I’ve successfully installed vGPU - as witnessed by running nvidia-smi after logging into the ESXi host via SSH. I utilized the latest vGPU for ESXi 6.7, which installed the NVIDIA driver 430.46.
The hardware is a Dell C4140 with four V100-PCIe cards. The BIOS setting for MMIO base is 12TB.
I have all the GPUs configured as ‘Shared Direct’.
The VM I created has 8-cores and 64GB of memory (all reserved, of course). I selected an NVIDIA GRID vGPU as a Shared PCI device.
After loading the OS, the command ‘lspci |grep -i nvid’ shows that I have a single V100 (device 1db4).
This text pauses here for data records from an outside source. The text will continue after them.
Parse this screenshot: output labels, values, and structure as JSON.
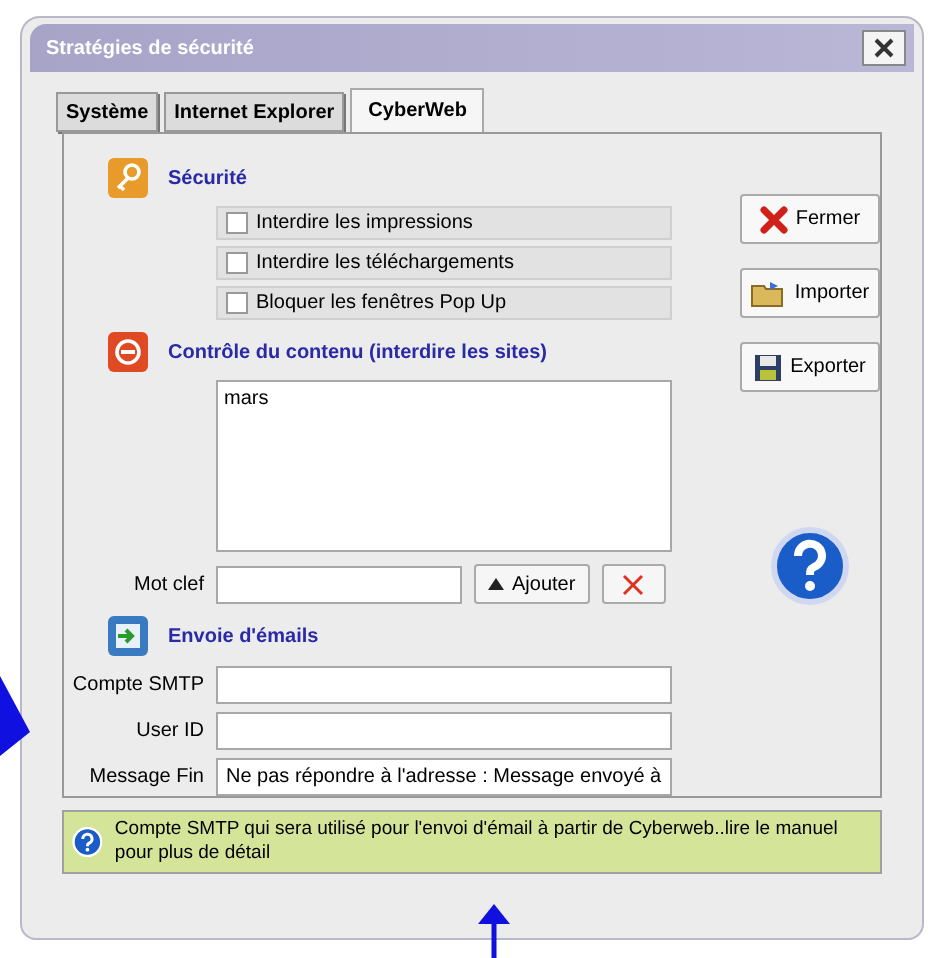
{
  "window": {
    "title": "Stratégies de sécurité"
  },
  "tabs": [
    {
      "label": "Système",
      "selected": false
    },
    {
      "label": "Internet Explorer",
      "selected": false
    },
    {
      "label": "CyberWeb",
      "selected": true
    }
  ],
  "security": {
    "title": "Sécurité",
    "options": [
      {
        "label": "Interdire les impressions",
        "checked": false
      },
      {
        "label": "Interdire les téléchargements",
        "checked": false
      },
      {
        "label": "Bloquer les fenêtres Pop Up",
        "checked": false
      }
    ]
  },
  "content_control": {
    "title": "Contrôle du contenu (interdire les sites)",
    "sites": [
      "mars"
    ],
    "keyword_label": "Mot clef",
    "add_button": "Ajouter"
  },
  "email": {
    "title": "Envoie d'émails",
    "fields": [
      {
        "label": "Compte SMTP"
      },
      {
        "label": "User ID"
      },
      {
        "label": "Message Fin",
        "value": "Ne pas répondre à l'adresse : Message envoyé à"
      }
    ]
  },
  "side_buttons": [
    {
      "kind": "close",
      "label": "Fermer"
    },
    {
      "kind": "import",
      "label": "Importer"
    },
    {
      "kind": "export",
      "label": "Exporter"
    }
  ],
  "info": "Compte SMTP qui sera utilisé pour l'envoi d'émail à partir de Cyberweb..lire le manuel pour plus de détail"
}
Installing CUDA always results in a failure when the install script attempts to install the driver.
I’ve attempted this on SLES12 SP3 with the CUDA 9.1 installer, and SLES15 SP1 with the CUDA 10.1 installer.
I’ve then attempted to load the driver directly using the associated install script.
Have I missed a step? Am I using the wrong driver combo? What should I try next?
FYI - these same machines work perfectly when the GPUs are in pass-thru mode without vGPU, and I install these same OS/CUDA combos on the VMs.
I’d be happy to provide the error messages if that would be helpful.